In May 2012, the Federal Ministry of Consumer Affairs did actually set maximum limits for the amount of ingredients such as caffeine and taurine that energy drinks can legally contain. However, Red Bull is exploiting a loophole in this regulation by claiming the "shots" to be officially classified as a nutritional supplement. The Red Bull energy shot contains more than four times as much caffeine and taurine per litre than the legal limits for energy drinks.
Energy Shots are rated as "unsafe"
In an investigation for the Federal Ministry of Consumer Affairs in December 2009, the Federal Institute for Risk Assessment (BfR) rated the energy shots as "unsafe" and advocated a ban: Since a warning label on the packaging is not sufficient in preventing overdoses, the scientists recommended that "energy shot products not be permitted to enter the market". In 2012, the French food authority ANSES also warned that the safety of these products could not be guaranteed. Currently, the Food and Drug Administration (FDA) in the USA is determining whether energy drinks were responsible for a number of deaths. High levels of caffeine are not the only problem. Health risks are also suspected due to the interaction with the highly concentrated additive taurine and with accompanying alcohol use.

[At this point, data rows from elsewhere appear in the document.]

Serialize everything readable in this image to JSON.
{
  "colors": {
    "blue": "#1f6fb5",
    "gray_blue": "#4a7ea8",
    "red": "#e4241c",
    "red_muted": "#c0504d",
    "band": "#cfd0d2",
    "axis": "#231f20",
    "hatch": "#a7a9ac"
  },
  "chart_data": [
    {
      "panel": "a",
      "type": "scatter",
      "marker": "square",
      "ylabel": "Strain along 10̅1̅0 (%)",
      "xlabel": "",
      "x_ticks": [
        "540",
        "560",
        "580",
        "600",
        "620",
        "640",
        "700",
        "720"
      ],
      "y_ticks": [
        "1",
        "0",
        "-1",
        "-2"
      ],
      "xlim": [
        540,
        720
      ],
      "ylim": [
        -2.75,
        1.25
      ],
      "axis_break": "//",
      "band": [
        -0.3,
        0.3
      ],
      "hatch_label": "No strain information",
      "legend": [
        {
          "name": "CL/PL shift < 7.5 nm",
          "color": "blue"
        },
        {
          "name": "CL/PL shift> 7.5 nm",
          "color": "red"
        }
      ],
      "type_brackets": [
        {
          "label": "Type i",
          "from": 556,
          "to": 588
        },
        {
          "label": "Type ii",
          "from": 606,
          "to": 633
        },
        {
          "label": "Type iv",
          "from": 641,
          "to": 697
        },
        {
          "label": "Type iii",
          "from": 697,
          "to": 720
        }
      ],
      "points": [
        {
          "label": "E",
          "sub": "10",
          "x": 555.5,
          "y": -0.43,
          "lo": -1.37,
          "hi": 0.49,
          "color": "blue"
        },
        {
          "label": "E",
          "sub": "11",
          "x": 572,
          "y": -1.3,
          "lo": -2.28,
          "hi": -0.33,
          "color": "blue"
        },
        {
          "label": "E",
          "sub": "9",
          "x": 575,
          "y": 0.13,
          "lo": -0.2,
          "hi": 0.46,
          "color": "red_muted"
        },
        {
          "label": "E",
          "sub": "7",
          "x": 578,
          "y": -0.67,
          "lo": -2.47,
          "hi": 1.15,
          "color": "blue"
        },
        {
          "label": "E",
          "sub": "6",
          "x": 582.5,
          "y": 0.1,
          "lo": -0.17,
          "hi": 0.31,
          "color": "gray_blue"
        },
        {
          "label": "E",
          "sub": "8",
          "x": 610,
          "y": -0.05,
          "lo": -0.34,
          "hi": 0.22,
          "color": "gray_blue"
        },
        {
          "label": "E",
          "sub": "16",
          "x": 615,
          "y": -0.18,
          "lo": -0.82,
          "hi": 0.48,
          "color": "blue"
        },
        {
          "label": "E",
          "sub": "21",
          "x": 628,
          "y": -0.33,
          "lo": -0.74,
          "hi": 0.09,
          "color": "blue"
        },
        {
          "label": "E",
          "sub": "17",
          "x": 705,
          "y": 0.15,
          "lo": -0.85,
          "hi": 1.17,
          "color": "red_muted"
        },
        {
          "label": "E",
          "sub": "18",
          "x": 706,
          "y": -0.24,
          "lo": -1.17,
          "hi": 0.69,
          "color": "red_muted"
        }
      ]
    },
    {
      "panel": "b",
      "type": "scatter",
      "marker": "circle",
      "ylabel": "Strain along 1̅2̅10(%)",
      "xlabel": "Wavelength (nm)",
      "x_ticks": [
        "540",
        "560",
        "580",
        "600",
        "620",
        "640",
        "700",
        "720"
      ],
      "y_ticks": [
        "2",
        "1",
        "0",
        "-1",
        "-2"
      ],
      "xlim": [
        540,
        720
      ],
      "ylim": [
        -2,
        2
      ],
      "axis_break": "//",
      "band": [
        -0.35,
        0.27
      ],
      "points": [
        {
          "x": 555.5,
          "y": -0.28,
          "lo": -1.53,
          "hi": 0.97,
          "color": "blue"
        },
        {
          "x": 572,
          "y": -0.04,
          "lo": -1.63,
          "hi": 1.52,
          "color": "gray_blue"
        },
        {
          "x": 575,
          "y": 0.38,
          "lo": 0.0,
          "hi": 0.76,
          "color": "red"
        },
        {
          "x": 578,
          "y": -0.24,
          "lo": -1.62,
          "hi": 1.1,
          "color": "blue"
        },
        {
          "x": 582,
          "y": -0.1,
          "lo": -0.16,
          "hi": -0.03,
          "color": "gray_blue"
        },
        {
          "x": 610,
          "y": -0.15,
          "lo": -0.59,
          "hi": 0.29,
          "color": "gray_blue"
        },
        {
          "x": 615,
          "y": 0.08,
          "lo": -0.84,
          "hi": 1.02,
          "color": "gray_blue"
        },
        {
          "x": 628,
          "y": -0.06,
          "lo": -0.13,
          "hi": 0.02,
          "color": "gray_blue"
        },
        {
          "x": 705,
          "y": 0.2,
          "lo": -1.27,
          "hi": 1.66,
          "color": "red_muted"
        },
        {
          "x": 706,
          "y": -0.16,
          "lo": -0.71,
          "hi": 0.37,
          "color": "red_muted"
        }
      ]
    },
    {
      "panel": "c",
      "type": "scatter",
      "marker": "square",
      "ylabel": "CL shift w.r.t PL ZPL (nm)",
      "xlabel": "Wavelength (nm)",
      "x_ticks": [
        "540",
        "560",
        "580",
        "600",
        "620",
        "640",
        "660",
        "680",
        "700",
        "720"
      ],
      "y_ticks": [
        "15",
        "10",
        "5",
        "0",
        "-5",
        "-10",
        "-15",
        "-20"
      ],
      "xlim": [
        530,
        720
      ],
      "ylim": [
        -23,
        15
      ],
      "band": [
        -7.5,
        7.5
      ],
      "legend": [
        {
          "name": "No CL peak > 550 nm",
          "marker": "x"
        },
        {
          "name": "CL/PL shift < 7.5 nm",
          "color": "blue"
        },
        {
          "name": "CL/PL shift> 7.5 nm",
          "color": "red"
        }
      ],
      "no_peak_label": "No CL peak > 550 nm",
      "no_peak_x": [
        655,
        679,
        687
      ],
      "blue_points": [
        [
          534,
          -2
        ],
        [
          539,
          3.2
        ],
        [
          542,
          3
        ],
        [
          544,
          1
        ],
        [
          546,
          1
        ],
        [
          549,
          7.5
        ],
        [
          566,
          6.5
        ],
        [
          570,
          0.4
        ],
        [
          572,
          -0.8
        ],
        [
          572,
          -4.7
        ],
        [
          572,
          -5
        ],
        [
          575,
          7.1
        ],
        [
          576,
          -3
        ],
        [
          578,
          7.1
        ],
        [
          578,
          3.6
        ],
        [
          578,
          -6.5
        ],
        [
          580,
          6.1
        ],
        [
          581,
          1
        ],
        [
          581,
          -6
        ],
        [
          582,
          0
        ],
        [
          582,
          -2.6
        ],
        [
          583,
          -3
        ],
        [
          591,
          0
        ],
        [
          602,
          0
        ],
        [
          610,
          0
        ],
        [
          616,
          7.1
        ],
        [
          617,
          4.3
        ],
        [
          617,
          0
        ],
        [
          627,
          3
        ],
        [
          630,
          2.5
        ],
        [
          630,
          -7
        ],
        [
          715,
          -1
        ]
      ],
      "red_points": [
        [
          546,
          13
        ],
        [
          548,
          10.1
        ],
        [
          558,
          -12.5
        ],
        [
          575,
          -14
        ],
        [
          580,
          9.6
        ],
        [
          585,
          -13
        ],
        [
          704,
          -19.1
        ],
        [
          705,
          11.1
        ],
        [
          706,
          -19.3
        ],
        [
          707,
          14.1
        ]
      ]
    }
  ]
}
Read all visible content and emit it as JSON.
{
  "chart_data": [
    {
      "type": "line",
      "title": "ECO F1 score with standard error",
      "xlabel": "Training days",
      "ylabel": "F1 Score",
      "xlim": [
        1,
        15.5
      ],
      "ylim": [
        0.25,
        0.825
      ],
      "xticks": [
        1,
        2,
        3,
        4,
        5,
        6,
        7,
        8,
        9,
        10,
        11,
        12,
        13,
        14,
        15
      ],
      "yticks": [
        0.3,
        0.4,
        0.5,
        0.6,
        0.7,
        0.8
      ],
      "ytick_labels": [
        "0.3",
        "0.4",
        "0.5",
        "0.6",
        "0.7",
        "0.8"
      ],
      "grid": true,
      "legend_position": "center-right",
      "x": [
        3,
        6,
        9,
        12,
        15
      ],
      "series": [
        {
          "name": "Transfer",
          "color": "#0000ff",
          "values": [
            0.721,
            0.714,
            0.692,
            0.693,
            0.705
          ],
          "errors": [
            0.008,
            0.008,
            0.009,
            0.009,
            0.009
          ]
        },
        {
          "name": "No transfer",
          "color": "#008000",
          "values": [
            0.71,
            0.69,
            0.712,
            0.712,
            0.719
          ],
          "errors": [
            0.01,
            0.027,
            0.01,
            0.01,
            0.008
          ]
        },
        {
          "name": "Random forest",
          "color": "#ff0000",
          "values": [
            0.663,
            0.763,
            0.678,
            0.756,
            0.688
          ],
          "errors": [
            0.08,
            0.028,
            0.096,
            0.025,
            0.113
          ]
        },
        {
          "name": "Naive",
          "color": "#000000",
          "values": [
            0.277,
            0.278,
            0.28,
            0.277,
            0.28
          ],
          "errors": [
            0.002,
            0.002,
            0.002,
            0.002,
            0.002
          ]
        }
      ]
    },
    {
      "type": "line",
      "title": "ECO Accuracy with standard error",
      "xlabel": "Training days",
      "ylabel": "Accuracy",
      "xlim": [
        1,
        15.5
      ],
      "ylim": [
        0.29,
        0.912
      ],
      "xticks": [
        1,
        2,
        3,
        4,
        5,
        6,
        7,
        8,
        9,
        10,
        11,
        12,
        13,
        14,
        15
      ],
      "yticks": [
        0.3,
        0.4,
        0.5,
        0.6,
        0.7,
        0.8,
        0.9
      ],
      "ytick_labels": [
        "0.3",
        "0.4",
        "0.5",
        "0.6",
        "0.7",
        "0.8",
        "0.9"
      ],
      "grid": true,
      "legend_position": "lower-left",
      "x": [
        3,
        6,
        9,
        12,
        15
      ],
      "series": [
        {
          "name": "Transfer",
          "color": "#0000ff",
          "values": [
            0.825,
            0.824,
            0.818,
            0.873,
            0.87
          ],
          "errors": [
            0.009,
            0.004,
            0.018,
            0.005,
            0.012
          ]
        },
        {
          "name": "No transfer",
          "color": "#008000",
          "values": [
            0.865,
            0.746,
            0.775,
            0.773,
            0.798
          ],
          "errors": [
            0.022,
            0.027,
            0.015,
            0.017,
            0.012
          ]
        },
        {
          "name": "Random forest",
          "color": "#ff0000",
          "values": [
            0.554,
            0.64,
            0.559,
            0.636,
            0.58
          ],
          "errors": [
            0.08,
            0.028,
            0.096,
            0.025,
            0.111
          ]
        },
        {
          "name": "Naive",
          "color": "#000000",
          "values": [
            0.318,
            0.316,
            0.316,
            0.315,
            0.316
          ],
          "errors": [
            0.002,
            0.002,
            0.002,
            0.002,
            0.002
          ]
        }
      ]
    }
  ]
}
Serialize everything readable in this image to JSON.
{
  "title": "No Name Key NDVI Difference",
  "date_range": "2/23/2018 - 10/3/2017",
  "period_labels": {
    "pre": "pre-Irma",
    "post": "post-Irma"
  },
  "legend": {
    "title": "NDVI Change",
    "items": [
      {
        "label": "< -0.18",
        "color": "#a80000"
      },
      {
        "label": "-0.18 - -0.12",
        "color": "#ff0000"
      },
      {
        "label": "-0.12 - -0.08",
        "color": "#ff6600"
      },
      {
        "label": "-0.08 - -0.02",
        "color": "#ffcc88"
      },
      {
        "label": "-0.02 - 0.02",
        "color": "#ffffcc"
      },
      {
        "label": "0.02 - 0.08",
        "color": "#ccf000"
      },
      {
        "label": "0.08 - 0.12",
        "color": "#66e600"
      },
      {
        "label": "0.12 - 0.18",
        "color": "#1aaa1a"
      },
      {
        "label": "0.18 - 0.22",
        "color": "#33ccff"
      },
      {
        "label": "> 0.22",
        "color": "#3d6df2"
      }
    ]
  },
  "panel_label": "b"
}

German Consumer Affairs Minister apparently sees no need for action
At foodwatch's request, the BfR reaffirmed its critical position regarding the products in January 2013, but backed down on its original demand for a ban, instead recommending only "appropriate warning labels on the packaging".
foodwatch expert Matthias Wolfschmidt: "In 2009 the actions recommended by federal risk assessors to consumer affairs minister Ilse Aigner were very clear: ban energy shots. But for three years, Miss Aigner chose to simply ignore the results of the scientific investigation that she herself ordered, even though she does not require Brussels's approval to take action in cases of imminent concern for public health. Without explanation, the Federal Institute for Risk Assessment has suddenly changed its position on the ban and politicians remain idle. Even as federal health authorities in the USA investigate the role energy shots may have played in recent deaths, the German Consumer Affairs Minister apparently sees no need for action.“
According to the European Food Safety Authority (EFSA), one in three adults consumes energy drinks and the figures are much higher for children and adolescents: 68 percent of teenagers consume the drinks. Of those, 12 percent are "high chronic consumers" (at least four times a week) and 12 percent are "high acute consumers" (more than one litre per use).